B. FRANK VAN PRAAT VAN MOERKERKE, Heere van Moere van Moerkerke en van Kijfhoek, boven vermeld, in de Jaaren 1471 en 1479, verwekte, in zijn eerste huwelijk met N. van Boschhuizen,
Karel van Praat van Moerkerke, Heer van Moerkerke, in Zuidholland. Bij Catharina van Halewijn, dogter van Karel van Halewijn, Heere van Maldeghem, in Vlaanderen, wierdt hij Vader van twee Dogters:
1. Josina van Praat van Moerkerke, Vrouwe van Moerkerke in Zuidholland, getrouwd met Lodewijk van Vlaanderen, Heere van Praat, Ridder van 't Gulden Vlies, en, in den Jaare 1544, Stadhouder van Holland. Bij haar overlijden, in den Jaare 1540, het vijfenzestigste haars ouderdoms, liet zij naa, Jan van Vlaanderen, Heer van Moerkerke, gestorven in den Jaare 1545, zonder kinderen verwekt te hebben bij zijne Huis-vrouwe Jacoba van Bourgondie, Zuster van Maximiliaan van Bourgondie, Markgraave van ter Veere.

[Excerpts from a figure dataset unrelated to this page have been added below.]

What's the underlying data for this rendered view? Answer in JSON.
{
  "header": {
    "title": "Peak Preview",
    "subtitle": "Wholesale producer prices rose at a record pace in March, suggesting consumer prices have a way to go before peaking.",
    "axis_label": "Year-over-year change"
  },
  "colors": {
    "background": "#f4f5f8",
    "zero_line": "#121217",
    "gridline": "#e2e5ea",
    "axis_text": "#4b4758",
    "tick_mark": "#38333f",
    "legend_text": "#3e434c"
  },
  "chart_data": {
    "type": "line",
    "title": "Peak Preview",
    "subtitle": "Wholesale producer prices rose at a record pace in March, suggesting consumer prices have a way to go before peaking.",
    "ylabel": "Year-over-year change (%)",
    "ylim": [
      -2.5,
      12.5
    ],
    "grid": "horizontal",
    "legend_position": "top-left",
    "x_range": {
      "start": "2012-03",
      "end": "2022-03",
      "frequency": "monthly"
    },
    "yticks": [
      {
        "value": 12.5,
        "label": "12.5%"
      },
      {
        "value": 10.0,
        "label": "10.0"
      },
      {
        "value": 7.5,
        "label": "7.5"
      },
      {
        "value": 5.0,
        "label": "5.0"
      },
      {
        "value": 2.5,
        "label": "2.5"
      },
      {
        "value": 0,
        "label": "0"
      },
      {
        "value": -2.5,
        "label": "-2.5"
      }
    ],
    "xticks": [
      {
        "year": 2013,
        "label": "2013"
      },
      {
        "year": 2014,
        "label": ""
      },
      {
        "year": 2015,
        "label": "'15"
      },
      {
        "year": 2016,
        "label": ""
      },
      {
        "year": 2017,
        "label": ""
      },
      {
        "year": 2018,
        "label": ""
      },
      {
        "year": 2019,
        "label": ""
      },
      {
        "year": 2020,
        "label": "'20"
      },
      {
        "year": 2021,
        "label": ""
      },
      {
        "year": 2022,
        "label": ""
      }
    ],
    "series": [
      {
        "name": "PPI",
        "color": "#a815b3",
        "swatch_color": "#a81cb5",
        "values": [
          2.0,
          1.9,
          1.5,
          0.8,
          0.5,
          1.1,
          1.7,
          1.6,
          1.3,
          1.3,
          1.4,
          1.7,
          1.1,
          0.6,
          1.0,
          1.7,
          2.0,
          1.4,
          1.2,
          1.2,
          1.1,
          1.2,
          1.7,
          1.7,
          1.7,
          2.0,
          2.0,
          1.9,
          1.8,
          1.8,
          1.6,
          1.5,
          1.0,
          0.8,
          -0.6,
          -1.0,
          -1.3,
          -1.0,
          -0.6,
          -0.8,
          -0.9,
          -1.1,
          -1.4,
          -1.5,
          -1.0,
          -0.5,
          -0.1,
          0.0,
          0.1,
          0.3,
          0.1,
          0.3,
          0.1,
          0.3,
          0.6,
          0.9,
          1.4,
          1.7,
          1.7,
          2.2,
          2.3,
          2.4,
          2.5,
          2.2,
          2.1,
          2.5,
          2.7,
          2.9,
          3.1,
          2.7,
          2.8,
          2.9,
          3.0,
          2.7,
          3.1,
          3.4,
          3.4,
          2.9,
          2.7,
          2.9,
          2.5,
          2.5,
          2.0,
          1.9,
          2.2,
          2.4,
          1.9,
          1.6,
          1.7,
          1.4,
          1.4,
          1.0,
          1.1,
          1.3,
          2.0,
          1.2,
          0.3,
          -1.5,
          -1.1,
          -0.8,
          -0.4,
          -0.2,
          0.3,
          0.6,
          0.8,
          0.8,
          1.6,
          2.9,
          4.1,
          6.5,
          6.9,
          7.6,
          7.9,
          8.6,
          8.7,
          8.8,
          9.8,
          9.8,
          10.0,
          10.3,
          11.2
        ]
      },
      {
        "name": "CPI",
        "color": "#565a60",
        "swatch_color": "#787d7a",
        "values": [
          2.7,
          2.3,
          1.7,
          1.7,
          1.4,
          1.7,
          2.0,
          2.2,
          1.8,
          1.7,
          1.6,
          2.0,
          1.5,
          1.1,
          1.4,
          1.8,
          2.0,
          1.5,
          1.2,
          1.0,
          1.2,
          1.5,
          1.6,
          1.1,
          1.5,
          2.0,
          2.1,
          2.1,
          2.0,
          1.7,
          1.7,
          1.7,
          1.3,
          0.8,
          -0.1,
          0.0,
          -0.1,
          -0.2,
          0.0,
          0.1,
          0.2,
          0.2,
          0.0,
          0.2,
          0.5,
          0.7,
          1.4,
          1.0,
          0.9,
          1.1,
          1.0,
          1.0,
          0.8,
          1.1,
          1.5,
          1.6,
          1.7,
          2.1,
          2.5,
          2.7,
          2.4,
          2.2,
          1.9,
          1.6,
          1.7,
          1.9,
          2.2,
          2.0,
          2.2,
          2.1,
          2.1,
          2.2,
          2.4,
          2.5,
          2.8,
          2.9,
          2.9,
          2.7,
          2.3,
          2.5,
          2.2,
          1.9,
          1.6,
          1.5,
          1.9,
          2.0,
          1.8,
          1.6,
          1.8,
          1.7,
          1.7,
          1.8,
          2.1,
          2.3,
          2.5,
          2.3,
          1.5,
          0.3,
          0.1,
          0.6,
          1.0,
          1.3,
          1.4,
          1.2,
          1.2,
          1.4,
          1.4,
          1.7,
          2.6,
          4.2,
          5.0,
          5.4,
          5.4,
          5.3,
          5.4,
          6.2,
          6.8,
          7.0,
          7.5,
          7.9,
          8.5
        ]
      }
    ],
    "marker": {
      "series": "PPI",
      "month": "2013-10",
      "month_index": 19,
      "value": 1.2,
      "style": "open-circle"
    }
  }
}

2. Anna van Praat van Moerkerke, naa haars Neefs overlijden Vrouwe van Moerkerke, in den Jaare 1535 gehuwd met Joost van St. Omer, genoemt Moerbeke, Heere van Damoultre in Walschland. Bij haaren dood, voorgevallen in den Jaare 1559, hadt zij twee kinderen:
a. Karel van St. Omer, lHeer van Damoultre en van Moerkerkerland, bij Dordrecht, 't welk hij, in den Jaare 1559 verkogt, voor eenenvijftigduizend Guldens, aan Gosewijn van Raasveld. Arend van der Mijle, Schildknaap, Burgemeester van Dordrecht, kogt van hem zijn aandeel in Kijfhoek. In twee huwelijken, eerst met N. van Treslong, daar naa met N. van Oignes, beide in Walschland, hadt hij geene kinderen verwekt.
b. Johanna van St. Omer, liet insgelijks geene kinderen naa bij Hollart van Halewijn, Heere van Boesingen, in Vlaanderen, zo min als bij haaren tweeden Man, Willem van Bronkhorst, Heere van Batenburg.
Naa het overlijden zijner eerste huisvrouwe, tradt FRANK VAN PRAAT VAN MOERKERKE in den echt met Rijnsburg van Sonneveld, en wierdt bij haar Vader, behalven twee andere Zoonen, die den Geestlijken Staat omhelsden, van KORNELIS VAN MOERKERKE, gehuwd met Leonora van den Werve, Jans Dogter, te Antwerpen, en Vader van MAXIMILIAAN VAN MOERKERKE, die uit twee huwelijken, kinderen naaliet.